If you need them, find the Edit comment, Resolve thread, and Delete thread options by selecting the More option next to your comment.
Tagging others in a comment
"Tagging" refers to mentioning and notifying a user in a comment thread, enhancing collaboration efficiently on the specifics.
Select a section of code in a cell and new a comment thread.
Input user name and choose the correct one on the suggestion list if you want to mention someone for discussion about a certain section.
Share your insights and Post them.
An Email notification is triggered, and user clicks on Open Comments link to quickly locate this cell.
Moreover, authorize and configure the permissions for users when tagging someone who doesn’t have access, ensuring that your code assets are well managed.
Note
For a comment item, the tagged user will not receive an Email notification anymore if you updates the comment within one hour. But it will send Email notification to the new tagged user.
Version history
Note
Currently, the feature is in preview.
Version history allows you to easily version your live notebook changes. It supports history tracking and notebook management with robust built-in version control capabilities, which is especially helpful for collaborative work with multiple contributors on the same notebook.
Access version history from notebook global toolbar.
Notebook supports two ways of creating checkpoints.
Manual checkpoint: You can manually create new version to record your development milestones, providing flexibility for managing your notebook versions.
System checkpoint: These checkpoints are created automatically every 5 minutes based on editing time interval by Notebook system, ensuring that your work is consistently saved and versioned. You can find the modification records from all the contributors in the system checkpoint timeline list.
You can click on a checkpoint to open the diff view, it highlights the content differences between the selected checkpoint and the current live version, including the differences of cell content, cell output, and metadata. The version of this checkpoint can be managed individually in 'more options' menu.

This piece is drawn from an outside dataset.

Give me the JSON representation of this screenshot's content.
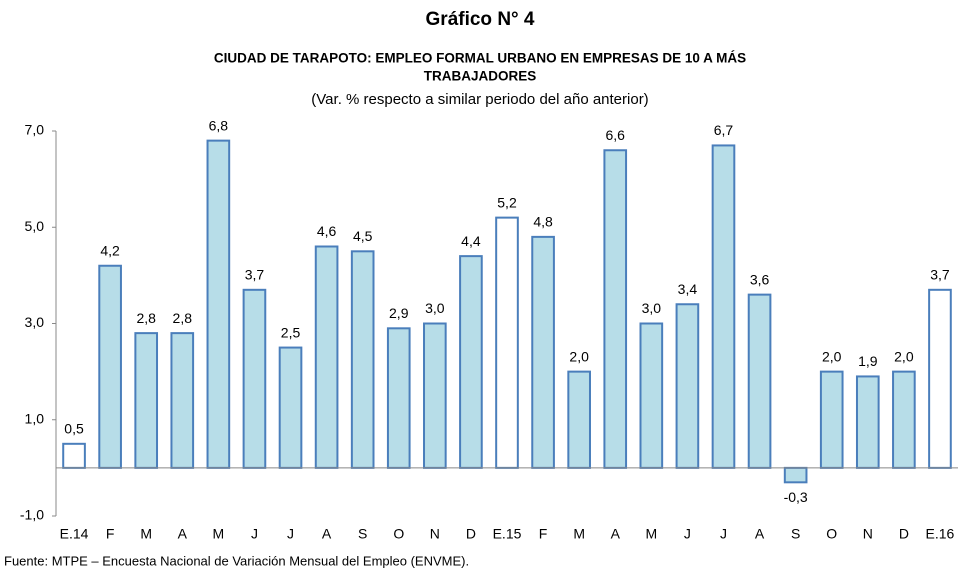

You can manage the version from the checkpoint drop down menu, if you want to keep a pervious version, click restore from checkpoint and overwrite the current notebook, or using save as copy to clone it to a new notebook.
Note
- Known limitation: After clicking on the Restore button and navigate Back to notebook, the notebook won't be immediately recovered from the checkpoint. A message bar will prompt you to view the changes, you need to click the View changes button and select keeping the Saved version to finish the restore.
- System checkpoints will expire after 1 year.
Notebook mode switcher
Fabric notebooks support four modes that you can easily switch: Develop mode,Run only mode, Edit mode, and View mode. Each mode maps to a specific permission combination. When sharing the notebook to other team members, you can grant proper permissions to the recipients. They can see the best available notebook mode according to their permission, and they are able to switch between the mode they have permission to.
- Develop mode: Read, execute, write permission needed.
- Run only mode: Read, execute permission needed.
- Edit mode: Read, write permission needed.
- View mode: Read permission needed.